A consideration of the above beautiful fable may go a little way
toward explaining the supposed native stolidity in the face of
the white man's wonders. A few years ago some misguided person
brought a balloon to Nairobi. The balloon interested the white
people a lot, but everybody was chiefly occupied wondering what
the natives would do when they saw THAT! The natives did not do
anything. They gathered in large numbers, and most interestedly
watched it go up, and then went home again. But they were not
stricken with wonder to any great extent. So also with
locomotives, motor cars, telephones, phonographs-any of our
modern ingenuities. The native is pleased and entertained, but
not astonished. "Stupid creature, no imagination," say we,
because our pride in showing off is a wee bit hurt.
Why should he be astonished? His mental revolution took place
when he saw the first match struck. It is manifestly impossible
for any one to make fire instantaneously by rubbing one small
stick. When for the first time he saw it done, he was indeed
vastly astounded. The immutable had been changed. The law had
been transcended. The impossible had been accomplished. And then,
as logical sequence, his mind completed the syllogism. If the
white man can do this impossibility, why not all the rest? To
defy the laws of nature by flying in the air or forcing great
masses of iron to transport one, is no more wonderful than to
defy them by striking a light. Since the white man can provedly
do one, what earthly reason exists why he should not do anything
else that hits his fancy?
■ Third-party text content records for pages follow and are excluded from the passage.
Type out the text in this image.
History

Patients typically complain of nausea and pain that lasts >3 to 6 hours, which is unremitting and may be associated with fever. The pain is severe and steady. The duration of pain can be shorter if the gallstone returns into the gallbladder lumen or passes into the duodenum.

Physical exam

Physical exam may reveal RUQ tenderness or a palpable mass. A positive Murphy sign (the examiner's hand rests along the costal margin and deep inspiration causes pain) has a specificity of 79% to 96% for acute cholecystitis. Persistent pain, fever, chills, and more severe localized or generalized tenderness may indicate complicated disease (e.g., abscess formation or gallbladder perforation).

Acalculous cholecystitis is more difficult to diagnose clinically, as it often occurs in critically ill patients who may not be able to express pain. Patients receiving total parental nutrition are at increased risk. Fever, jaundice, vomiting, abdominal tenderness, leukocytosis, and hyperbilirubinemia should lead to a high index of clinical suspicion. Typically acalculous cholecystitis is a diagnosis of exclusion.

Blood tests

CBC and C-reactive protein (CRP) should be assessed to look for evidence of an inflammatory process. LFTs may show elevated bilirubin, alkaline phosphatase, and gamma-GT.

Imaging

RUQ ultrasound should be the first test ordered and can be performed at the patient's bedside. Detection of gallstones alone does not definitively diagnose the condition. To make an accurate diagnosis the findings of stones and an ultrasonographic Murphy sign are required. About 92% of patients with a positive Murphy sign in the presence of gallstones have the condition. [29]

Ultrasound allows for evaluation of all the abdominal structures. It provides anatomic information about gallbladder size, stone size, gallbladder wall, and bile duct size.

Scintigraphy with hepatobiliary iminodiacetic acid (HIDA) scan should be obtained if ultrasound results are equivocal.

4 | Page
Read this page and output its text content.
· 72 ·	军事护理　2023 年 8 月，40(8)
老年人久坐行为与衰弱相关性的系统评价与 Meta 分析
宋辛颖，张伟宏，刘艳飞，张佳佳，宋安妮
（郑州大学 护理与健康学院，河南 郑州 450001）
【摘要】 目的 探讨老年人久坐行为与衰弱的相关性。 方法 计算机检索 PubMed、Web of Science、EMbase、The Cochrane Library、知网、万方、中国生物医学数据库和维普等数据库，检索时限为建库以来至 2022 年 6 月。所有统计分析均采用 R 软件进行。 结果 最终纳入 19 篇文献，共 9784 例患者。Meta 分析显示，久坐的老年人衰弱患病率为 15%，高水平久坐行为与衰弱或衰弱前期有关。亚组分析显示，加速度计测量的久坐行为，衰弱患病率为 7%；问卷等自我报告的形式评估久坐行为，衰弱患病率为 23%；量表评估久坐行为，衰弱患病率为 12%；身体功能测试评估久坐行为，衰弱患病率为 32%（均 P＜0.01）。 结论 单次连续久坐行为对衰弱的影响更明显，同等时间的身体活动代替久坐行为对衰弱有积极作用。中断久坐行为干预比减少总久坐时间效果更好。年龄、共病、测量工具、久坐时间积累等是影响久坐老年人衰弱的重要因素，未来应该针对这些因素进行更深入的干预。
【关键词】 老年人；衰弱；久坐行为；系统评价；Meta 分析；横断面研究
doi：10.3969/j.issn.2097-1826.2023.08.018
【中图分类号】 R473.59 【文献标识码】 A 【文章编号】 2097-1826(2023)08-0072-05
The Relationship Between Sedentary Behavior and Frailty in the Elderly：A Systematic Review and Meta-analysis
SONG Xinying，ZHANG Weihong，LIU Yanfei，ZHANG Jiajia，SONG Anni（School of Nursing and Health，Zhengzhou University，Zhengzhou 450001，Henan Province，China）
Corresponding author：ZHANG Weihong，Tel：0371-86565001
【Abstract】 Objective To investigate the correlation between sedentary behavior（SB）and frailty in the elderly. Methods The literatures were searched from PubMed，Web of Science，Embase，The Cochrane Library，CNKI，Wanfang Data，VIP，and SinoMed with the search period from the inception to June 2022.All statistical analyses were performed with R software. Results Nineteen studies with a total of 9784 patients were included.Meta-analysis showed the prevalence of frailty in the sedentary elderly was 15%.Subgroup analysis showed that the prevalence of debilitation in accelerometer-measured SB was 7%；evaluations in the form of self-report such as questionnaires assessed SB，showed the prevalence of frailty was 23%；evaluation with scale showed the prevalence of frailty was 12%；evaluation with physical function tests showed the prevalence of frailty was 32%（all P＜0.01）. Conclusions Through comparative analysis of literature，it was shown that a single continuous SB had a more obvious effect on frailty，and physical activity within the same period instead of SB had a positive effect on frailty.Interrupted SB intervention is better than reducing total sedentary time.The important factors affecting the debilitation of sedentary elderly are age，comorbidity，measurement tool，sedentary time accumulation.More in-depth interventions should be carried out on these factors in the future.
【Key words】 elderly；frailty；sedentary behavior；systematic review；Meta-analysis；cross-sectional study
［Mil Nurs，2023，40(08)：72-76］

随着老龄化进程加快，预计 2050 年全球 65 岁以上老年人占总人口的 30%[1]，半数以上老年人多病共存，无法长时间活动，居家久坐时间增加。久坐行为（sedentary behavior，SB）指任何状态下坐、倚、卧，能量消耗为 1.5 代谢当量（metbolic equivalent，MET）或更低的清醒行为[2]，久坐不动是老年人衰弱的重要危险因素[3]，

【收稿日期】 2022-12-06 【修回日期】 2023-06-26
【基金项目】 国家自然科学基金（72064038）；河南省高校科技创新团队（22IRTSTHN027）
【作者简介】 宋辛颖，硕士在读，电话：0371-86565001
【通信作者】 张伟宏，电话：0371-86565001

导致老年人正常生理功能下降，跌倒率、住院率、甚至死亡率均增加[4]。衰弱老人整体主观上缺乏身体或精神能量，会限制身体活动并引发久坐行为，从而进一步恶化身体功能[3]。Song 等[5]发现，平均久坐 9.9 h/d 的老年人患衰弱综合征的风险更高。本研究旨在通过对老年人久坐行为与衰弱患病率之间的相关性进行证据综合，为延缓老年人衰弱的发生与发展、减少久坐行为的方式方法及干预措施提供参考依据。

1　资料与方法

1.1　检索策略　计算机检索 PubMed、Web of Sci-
There is nothing to get astonished at.
This does not necessarily mean that the native looks on the white
man as a god. On the contrary, your African is very shrewd in the
reading of character. But indubitably white men possess great
magic, uncertain in its extent.
That is as far as I should care to go, without much deeper
acquaintance, into the attitude of the native mind toward the
whites. A superficial study of it, beyond the general principals
I have enunciated, discloses many strange contradictions. The
native respects the white man's warlike skill, he respects his
physical prowess, he certainly acknowledges tacitly his moral
superiority in the right to command. In case of dispute he likes
the white man's adjudication; in case of illness the man's
medicine; in case of trouble the white man's sustaining hand. Yet
he almost never attempts to copy the white man's appearance or
ways of doing things. His own savage customs and habits he
fulfils with as much pride as ever in their eternal fitness. Once
I was badgering Memba Sasa, asking him whether he thought the
white skin or the black skin the more ornamental. "You are not
white," he retorted at last. "That," pointing to a leaf of my
notebook, "is white. You are red. I do not like the looks of red
people."
They call our speech the "snake language," because of its hissing
sound. Once this is brought to your attention, indeed, you cannot
help noticing the superabundance of the sibilants.
A queer melange the pigeonholes of an African's brain must
contain-fear and respect, strongly mingled with clear estimate
of intrinsic character of individuals and a satisfaction with his
own standards.
Nor, I think, do we realize sufficiently the actual fundamental
differences between the African and our peoples. Physically they
must be in many ways as different from our selves as though they
actually belonged to a different species. The Masai are a fine
big race, enduring, well developed and efficient. They live
exclusively on cow's milk mixed with blood; no meat, no fruit, no
vegetables, no grain; just that and nothing more. Obviously they
must differ from us most radically, or else all our dietetic
theories are wrong. It is a well-known fact that any native
requires a triple dose of white man's medicine. Furthermore a
native's sensitiveness to pain is very much less than the white
man's. This is indubitable. For example, the Wakamba file-or,
rather, chip, by means of a small chisel-all their front teeth
down to needle points, When these happen to fall out, the warrior
substitutes an artificial tooth which he drives down into the
socket. If the savage got the same effects from such a
performance that a white man's dental system would arouse, even
"savage stoicism" would hardly do him much good.